I’ve said it before, I’ll say it again: I still don’t get art. I can tell you whether I like a painting or not, but I can’t begin to explain to you what makes one piece “good” and another one “bad.” However, if I listen to someone who’s an expert on the subject, I’ll usually buy into whatever they tell me about what’s on the canvas and the artist who put it there. It could be complete nonsense, but if the story is interesting and well told, that’s good enough for my sensibilities.

“The Burnt Orange Heresy” starts with one of those stories, as told by pill-popping art critic James Figueras (Claes Bang) to a roomful of American tourists who want to soak up some culture but need him as a guide. It doesn’t matter what tale he tells, they’re enthralled — but not enough to buy the book he’s written about the importance of his profession. When the crowd files out, as he boxes up the unsold copies of his paperback, only one young woman named Berenice (Elizabeth Debicki) remains. She and James have one of those movie conversations that you know is just a prelude to them ending up in bed, and pretty soon we’re watching them in his hotel room having sex.

The next day, he invites her to join him on a road trip to the estate of Joseph Cassidy (Mick Jagger) on the shores of Lake Como in Italy. Cassidy is a wealthy art collector who knows that James’ career isn’t going as well as he’d like, so he has a proposition. It turns out that living in a guest house on Cassidy’s property is Jerome Debney (Donald Sutherland), a painter who was once world-famous, but whose work was all destroyed in a fire 50 years ago — and he hasn’t created a thing since.

Joseph offers James an opportunity to interview Jerome, which would be quite a career-boosting coup. In return, the collector wants the critic to convince the artist to paint something new, which, as the only extant work of a famous painter, would have a lot of value — which is why Joseph covets it and expects James to procure it for him.

This would all be kind of boring (who cares whether a very prosperous guy gets to hang another picture on his wall?) if it were not for the performances.

Debicki, who I first noticed in the dreadful “The Man From UNCLE” and then the overrated “Widows,” plays Berenice as a cool blonde who may have a secret. Bang, who I last saw as the villain in “The Girl In the Spider’s Web,” reminds me a lot of Pierce Brosnan in “The Thomas Crown Affair” and “The Matador.” Debicki and Bang are both very attractive people who have good chemistry right from the start, even though it’s not clear what their characters’ motives are until well into the movie. He’s also two decades older, causing my wife to comment on one of her favorite movie tropes, “Of course the middle-aged guy gets the hot young woman!”

Sutherland, as always, is can’t-take-your-eyes-off-him reliable. At 85, he’s still stealing attention from his younger male co-stars with a gleam in his eyes. Jagger, who’s 77, but looks at least three years younger, pulls off the pretentious rich guy act pretty well (I’d bet his various homes are full of expensive art).

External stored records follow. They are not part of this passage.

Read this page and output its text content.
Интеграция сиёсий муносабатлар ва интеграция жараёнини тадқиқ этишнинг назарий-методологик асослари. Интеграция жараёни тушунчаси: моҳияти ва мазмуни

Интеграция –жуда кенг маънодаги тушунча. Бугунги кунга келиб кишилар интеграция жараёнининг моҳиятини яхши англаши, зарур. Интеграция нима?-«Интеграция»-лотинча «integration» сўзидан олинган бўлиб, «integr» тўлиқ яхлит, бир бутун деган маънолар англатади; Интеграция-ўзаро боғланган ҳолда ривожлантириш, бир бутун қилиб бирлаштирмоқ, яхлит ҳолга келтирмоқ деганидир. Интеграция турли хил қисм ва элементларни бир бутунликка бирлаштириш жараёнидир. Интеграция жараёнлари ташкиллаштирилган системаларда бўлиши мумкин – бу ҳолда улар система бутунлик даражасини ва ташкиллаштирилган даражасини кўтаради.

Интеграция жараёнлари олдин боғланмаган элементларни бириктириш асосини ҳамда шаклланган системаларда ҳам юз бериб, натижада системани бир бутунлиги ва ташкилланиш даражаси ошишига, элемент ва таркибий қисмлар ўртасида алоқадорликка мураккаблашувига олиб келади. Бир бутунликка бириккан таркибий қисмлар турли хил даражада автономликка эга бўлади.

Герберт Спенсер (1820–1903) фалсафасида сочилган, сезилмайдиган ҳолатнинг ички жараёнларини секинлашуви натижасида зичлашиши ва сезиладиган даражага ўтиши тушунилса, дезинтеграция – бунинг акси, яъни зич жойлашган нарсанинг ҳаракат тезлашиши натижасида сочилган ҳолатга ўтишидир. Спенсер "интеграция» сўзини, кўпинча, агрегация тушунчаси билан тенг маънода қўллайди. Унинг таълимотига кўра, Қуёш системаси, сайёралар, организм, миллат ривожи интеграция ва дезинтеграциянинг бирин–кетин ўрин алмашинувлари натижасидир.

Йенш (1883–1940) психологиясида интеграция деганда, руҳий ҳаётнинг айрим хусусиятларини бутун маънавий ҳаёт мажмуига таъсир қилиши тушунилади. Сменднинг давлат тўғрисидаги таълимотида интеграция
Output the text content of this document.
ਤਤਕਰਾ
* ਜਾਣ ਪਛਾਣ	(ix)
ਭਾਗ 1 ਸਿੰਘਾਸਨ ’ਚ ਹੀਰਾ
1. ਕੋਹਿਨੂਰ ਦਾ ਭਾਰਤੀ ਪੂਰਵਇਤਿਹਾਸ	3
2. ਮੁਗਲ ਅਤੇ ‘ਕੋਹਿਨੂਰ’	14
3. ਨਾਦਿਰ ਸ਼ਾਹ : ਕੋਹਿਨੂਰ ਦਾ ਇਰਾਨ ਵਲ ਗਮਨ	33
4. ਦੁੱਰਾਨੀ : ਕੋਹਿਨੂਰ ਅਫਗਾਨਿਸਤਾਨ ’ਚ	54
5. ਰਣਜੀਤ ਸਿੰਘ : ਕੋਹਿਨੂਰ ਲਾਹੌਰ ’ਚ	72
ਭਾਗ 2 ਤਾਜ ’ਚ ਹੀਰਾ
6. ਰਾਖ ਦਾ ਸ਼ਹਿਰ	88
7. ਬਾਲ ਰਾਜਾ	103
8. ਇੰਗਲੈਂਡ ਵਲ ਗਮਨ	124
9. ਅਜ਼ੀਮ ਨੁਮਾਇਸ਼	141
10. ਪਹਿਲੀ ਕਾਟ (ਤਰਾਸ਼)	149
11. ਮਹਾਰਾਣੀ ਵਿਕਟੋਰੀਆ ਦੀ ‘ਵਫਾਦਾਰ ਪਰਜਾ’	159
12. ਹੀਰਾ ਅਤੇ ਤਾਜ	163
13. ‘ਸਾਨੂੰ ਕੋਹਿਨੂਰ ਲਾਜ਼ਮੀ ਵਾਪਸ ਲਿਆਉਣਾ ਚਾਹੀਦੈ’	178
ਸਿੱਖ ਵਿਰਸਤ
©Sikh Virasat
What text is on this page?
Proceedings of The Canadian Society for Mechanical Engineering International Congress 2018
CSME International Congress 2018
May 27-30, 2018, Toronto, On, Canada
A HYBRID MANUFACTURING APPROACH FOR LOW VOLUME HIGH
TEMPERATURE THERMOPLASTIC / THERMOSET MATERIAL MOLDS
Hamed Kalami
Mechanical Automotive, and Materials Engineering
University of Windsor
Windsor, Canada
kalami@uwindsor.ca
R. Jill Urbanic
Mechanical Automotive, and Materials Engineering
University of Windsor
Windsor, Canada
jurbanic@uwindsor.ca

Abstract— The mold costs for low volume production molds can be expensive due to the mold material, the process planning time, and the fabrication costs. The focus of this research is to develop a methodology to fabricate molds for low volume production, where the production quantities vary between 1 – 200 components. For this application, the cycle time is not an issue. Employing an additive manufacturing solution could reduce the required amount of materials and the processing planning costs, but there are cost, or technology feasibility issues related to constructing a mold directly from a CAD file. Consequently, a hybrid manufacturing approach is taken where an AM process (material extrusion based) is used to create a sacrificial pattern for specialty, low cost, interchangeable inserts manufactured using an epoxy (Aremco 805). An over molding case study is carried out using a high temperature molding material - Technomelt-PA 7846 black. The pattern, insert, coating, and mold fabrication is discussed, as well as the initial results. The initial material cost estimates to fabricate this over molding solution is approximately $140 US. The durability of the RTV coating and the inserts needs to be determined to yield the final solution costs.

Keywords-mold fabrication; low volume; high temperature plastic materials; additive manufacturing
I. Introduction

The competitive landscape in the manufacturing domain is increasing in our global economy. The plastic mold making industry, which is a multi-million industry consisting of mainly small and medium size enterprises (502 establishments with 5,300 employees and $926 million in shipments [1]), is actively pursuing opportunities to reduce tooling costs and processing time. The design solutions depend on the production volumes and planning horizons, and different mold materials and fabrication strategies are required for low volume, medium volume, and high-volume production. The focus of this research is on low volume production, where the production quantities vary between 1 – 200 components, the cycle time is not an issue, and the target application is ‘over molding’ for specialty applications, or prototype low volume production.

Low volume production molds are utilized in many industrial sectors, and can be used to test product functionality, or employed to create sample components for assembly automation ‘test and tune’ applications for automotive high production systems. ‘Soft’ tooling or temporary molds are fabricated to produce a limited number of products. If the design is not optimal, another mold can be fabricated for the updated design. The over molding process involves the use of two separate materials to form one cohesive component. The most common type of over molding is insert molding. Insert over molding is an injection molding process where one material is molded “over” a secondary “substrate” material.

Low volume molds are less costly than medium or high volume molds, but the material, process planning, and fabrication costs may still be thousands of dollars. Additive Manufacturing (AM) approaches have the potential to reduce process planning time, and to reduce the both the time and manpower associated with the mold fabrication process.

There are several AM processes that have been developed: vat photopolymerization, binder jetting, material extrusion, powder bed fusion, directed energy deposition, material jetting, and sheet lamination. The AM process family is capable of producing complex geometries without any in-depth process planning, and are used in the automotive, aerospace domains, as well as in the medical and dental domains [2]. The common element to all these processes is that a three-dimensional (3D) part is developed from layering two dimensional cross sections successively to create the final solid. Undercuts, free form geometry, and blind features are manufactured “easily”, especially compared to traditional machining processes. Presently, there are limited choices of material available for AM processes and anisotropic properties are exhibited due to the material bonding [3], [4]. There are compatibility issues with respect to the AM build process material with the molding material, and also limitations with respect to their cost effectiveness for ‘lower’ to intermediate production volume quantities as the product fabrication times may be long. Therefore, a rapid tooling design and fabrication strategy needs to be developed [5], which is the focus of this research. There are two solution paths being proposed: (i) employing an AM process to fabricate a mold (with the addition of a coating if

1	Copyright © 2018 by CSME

In fact, he’s never been this good on screen — and he looks like he knows it.

The scenery throughout is beautiful, from the views of Lake Como to the interior of Joseph’s mansion to the city scenes that bookend the movie. Unfortunately, director Giuseppe Capotondi and writer Scott B. Smith (who adapted the screenplay from a novel by Charles Willeford) didn’t know how to resolve their story. Instead of a satisfactory denouement, the plot rushes to a finish that’s supposed to be full of symbolism, but leaves me puzzled — and not in a good way.

“The Burnt Orange Heresy” is an art house movie about art and the people who profit from it — or try. I give it a 7 out of 10.

Note: The photo at the top of this review is a publicity still, not from a scene in the movie, because at no point are these four characters together at this location. But I wanted to include all of them.